Americans live in a dream. It’s mostly a “media” dream at this point, a benumbing i.v. drip straight to the brain of TV, movies, pop music, video games, news “product,” and of course that enormous expanding plastic inevitable collective mind-dump that goes by the name of advertising—are we still exposed to approximately 5,000 ads each day, or has the number gone up since I came across this amazing statistic some years ago?—most of which is worse than worthless when it comes to trying to live an authentic life, i.e., one that might lead us to some functional level of self-knowledge, to some working awareness of what it means to be a human being in the world.
Not even 9/11 could shock us out of the dream, and as Susan Faludi shows in The Terror Dream, the dream is such a fixed condition of American existence that it swallowed 9/11 whole. If that catastrophe didn’t shock us awake, what will?

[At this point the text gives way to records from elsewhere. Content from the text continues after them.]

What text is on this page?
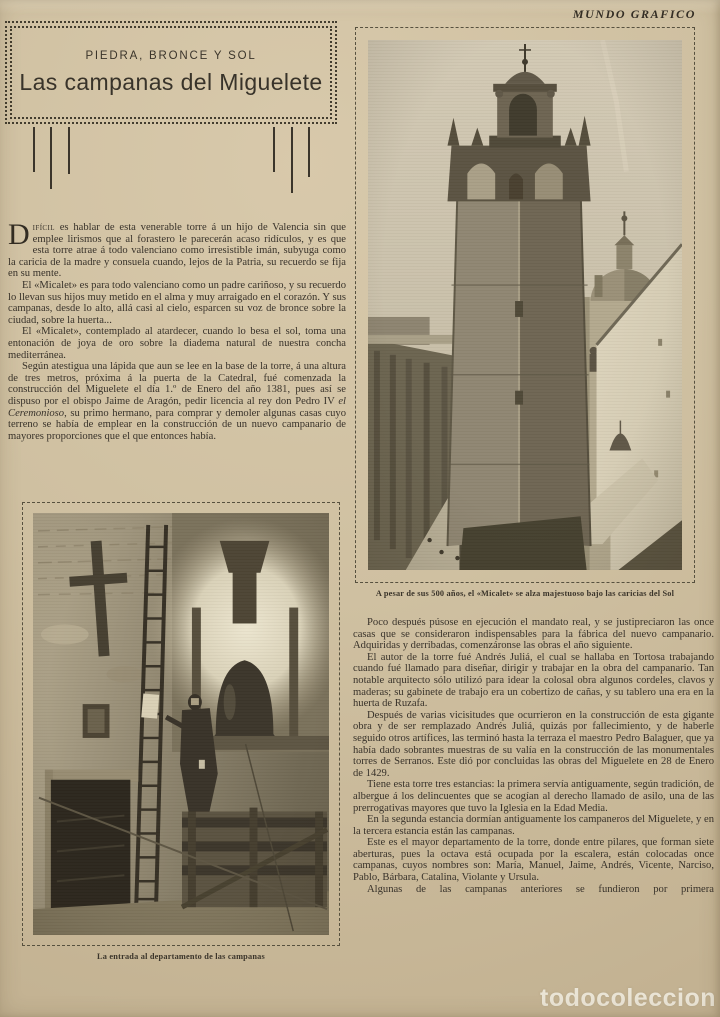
MUNDO GRAFICO
PIEDRA, BRONCE Y SOL
Las campanas del Miguelete
A pesar de sus 500 años, el «Micalet» se alza majestuoso bajo las caricias del Sol

Difícil es hablar de esta venerable torre á un hijo de Valencia sin que emplee lirismos que al forastero le parecerán acaso ridículos, y es que esta torre atrae á todo valenciano como irresistible imán, subyuga como la caricia de la madre y consuela cuando, lejos de la Patria, su recuerdo se fija en su mente.

El «Micalet» es para todo valenciano como un padre cariñoso, y su recuerdo lo llevan sus hijos muy metido en el alma y muy arraigado en el corazón. Y sus campanas, desde lo alto, allá casi al cielo, esparcen su voz de bronce sobre la ciudad, sobre la huerta...

El «Micalet», contemplado al atardecer, cuando lo besa el sol, toma una entonación de joya de oro sobre la diadema natural de nuestra concha mediterránea.

Según atestigua una lápida que aun se lee en la base de la torre, á una altura de tres metros, próxima á la puerta de la Catedral, fué comenzada la construcción del Miguelete el día 1.º de Enero del año 1381, pues así se dispuso por el obispo Jaime de Aragón, pedir licencia al rey don Pedro IV el Ceremonioso, su primo hermano, para comprar y demoler algunas casas cuyo terreno se había de emplear en la construcción de un nuevo campanario de mayores proporciones que el que entonces había.

La entrada al departamento de las campanas

Poco después púsose en ejecución el mandato real, y se justipreciaron las once casas que se consideraron indispensables para la fábrica del nuevo campanario. Adquiridas y derribadas, comenzáronse las obras el año siguiente.

El autor de la torre fué Andrés Juliá, el cual se hallaba en Tortosa trabajando cuando fué llamado para diseñar, dirigir y trabajar en la obra del campanario. Tan notable arquitecto sólo utilizó para idear la colosal obra algunos cordeles, clavos y maderas; su gabinete de trabajo era un cobertizo de cañas, y su tablero una era en la huerta de Ruzafa.

Después de varias vicisitudes que ocurrieron en la construcción de esta gigante obra y de ser remplazado Andrés Juliá, quizás por fallecimiento, y de haberle seguido otros artífices, las terminó hasta la terraza el maestro Pedro Balaguer, que ya había dado sobrantes muestras de su valía en la construcción de las monumentales torres de Serranos. Este dió por concluidas las obras del Miguelete en 28 de Enero de 1429.

Tiene esta torre tres estancias: la primera servía antiguamente, según tradición, de albergue á los delincuentes que se acogían al derecho llamado de asilo, una de las prerrogativas mayores que tuvo la Iglesia en la Edad Media.

En la segunda estancia dormían antiguamente los campaneros del Miguelete, y en la tercera estancia están las campanas.

Este es el mayor departamento de la torre, donde entre pilares, que forman siete aberturas, pues la octava está ocupada por la escalera, están colocadas once campanas, cuyos nombres son: María, Manuel, Jaime, Andrés, Vicente, Narciso, Pablo, Bárbara, Catalina, Violante y Ursula.

Algunas de las campanas anteriores se fundieron por primera

todocoleccion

Faludi’s dissection of the national id is even almost funny in a twisted, cringe-and-shiver way, until you remember just how much death and ruination have come of America’s years-long wallow in “Hollywood heroism.” It seems that our country became confused—we mistook the characters that John Wayne played in movies for real people, which led us to “Rumstud,” “the manly virtues,” the grotesquerie of President Bush—AWOL for how many months from his National Guard unit in 1972?—being described in Newsweek as a “fighting machine” thanks to a new exercise regimen and a buffed-up physique, Cheney—six deferments for Vietnam!—bemoaning American “weakness” and “vacillation,” self-professed Christians shrugging off “collateral damage” and on and on. At a certain point hypocrisy crosses over to schizophrenia. Are we there yet?
Faludi doesn’t flinch. Nor should we. Read this book and maybe we’ll start to understand the country we live in.